During the past decade, more than 20,000 of these workers in Illinois voted to organize and won wage increases by joining the Service Employees International Union. They were able to do so thanks to executive orders signed by Govs. Rod Blagojevich and Pat Quinn that designated them as “public employees.”
In 2010, the National Right to Work Foundation, an anti-union advocacy group, sued Quinn and the union, accusing the state and union of conspiring to relabel private care providers so the union could collect union fees.
Their main challenge is whether workers who don't want to participate in the union should be forced to pay dues, a longtime union practice known as "fair-share" fees.
The lawsuit was filed on behalf of several mothers who take care of their disabled adult children at home and resent the idea of paying about $50 a month in union dues.
A federal judge in Chicago and the 7th U.S. Circuit Court of Appeals rejected the suit, citing Supreme Court precedents dating to 1977 that allow unions representing teachers and other public employees to collect fees to fund activities related to collective bargaining from all workers, including those who object to the union.
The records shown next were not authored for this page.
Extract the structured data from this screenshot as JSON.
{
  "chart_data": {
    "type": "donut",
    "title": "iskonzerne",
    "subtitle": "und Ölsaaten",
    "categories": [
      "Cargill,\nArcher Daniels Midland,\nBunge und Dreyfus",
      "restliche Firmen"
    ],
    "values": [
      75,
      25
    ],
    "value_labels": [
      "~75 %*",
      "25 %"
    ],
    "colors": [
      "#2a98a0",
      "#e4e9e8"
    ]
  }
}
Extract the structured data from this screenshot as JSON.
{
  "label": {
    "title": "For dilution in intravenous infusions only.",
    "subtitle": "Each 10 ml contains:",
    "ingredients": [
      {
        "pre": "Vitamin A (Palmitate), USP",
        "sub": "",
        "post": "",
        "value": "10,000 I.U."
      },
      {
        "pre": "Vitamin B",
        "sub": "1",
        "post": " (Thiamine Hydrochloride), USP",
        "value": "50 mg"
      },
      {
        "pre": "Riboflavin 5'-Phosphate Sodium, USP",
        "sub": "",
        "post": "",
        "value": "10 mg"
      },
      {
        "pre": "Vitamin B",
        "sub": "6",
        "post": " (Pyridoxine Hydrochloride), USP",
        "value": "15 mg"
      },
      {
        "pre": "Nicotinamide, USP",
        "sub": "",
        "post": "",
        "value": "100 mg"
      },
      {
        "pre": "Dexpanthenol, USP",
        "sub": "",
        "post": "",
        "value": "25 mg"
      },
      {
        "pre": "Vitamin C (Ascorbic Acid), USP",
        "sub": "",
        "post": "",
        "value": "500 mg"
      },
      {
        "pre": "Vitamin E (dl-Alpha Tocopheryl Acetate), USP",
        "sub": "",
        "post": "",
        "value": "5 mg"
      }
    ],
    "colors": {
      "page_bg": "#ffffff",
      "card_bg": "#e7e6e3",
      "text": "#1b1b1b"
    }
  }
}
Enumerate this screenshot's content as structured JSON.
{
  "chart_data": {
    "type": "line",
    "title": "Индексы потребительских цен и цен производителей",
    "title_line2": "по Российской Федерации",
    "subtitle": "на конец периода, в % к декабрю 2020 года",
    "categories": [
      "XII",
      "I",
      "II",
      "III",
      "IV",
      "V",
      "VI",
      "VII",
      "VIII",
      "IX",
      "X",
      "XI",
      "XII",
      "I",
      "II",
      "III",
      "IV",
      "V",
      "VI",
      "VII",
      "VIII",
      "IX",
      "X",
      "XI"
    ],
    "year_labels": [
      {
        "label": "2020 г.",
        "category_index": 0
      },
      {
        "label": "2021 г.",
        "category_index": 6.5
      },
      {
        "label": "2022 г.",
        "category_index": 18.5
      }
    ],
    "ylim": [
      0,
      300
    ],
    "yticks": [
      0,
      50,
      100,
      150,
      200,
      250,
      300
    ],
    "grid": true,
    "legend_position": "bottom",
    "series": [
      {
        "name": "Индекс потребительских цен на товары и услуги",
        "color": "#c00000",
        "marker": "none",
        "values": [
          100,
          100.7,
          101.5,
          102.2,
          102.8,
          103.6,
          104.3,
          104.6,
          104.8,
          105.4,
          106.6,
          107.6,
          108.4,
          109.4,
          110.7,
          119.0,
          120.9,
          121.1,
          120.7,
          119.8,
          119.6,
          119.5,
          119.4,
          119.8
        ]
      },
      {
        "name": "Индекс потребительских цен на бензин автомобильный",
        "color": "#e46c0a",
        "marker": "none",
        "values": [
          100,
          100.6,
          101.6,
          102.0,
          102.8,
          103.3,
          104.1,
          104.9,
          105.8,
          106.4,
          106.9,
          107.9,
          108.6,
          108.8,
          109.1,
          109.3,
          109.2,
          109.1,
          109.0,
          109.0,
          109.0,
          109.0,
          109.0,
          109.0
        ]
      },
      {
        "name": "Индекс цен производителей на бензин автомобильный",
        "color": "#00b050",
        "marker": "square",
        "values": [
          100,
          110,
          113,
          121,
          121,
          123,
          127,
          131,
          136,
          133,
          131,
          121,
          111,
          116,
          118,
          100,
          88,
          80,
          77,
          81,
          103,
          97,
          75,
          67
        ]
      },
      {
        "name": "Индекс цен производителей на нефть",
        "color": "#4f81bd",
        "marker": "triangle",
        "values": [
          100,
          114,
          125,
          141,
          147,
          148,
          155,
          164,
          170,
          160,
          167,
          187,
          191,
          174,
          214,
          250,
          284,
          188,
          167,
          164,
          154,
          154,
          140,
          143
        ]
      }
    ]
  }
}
Employees, however, cannot be forced to fund political or ideological activities.
The Supreme Court may be ready to reconsider those precedents, and some predict justices will use the Chicago case to do so.
Two years ago, Justice Samuel Alito wrote an opinion that rebuked the service employees union in a California case and said the union had wrongly collected special dues from all employees to pay for political ads.
The union said it intended to give refunds to nonmembers.
But Alito's opinion went beyond the dispute over political funds and cast doubt on whether unions should continue to be able to force public employees to pay union fees even if they don't want to.
The First Amendment generally protects Americans from being forced by the government to join groups or pay for causes they oppose, he said.
"Compulsory fees constitute a form of compelled speech and association that imposes a significant impingement on First Amendment rights," he wrote, joined by four fellow conservatives. "Our cases have tolerated" these forced fees for public employees in the past, and "we do not revisit (them) today."
Conservative advocates saw Alito's opinion as an invitation to mount a broader challenge to public-sector unions on First Amendment grounds.
The Illinois case grew in importance in the wake of Alito's opinion.
At first, the right-to-work lawyers had argued that Blagojevich and Quinn were wrong when they treated the in-home care workers as state employees.
While they are paid through state funds, they are hired by private citizens and work in private homes, the challengers said.
Once the case of Harris v. Quinn reached the Supreme Court, the anti-union attorneys raised the stakes and urged the justices to overturn their 1977 ruling in Abood v. Detroit Board of Education, which upheld forced fees for all public employees who are represented by a union.
Lawyers said about a dozen states have authorized in-home care providers to join unions and bargain as state employees. Republican governors in Ohio, Pennsylvania and Wisconsin repealed those orders, they said.
Harvard Law professor Benjamin Sachs, a labor law expert, said it would be "pretty radical" for the high court to strike down "fair-share" fees that public-sector unions have come to rely upon.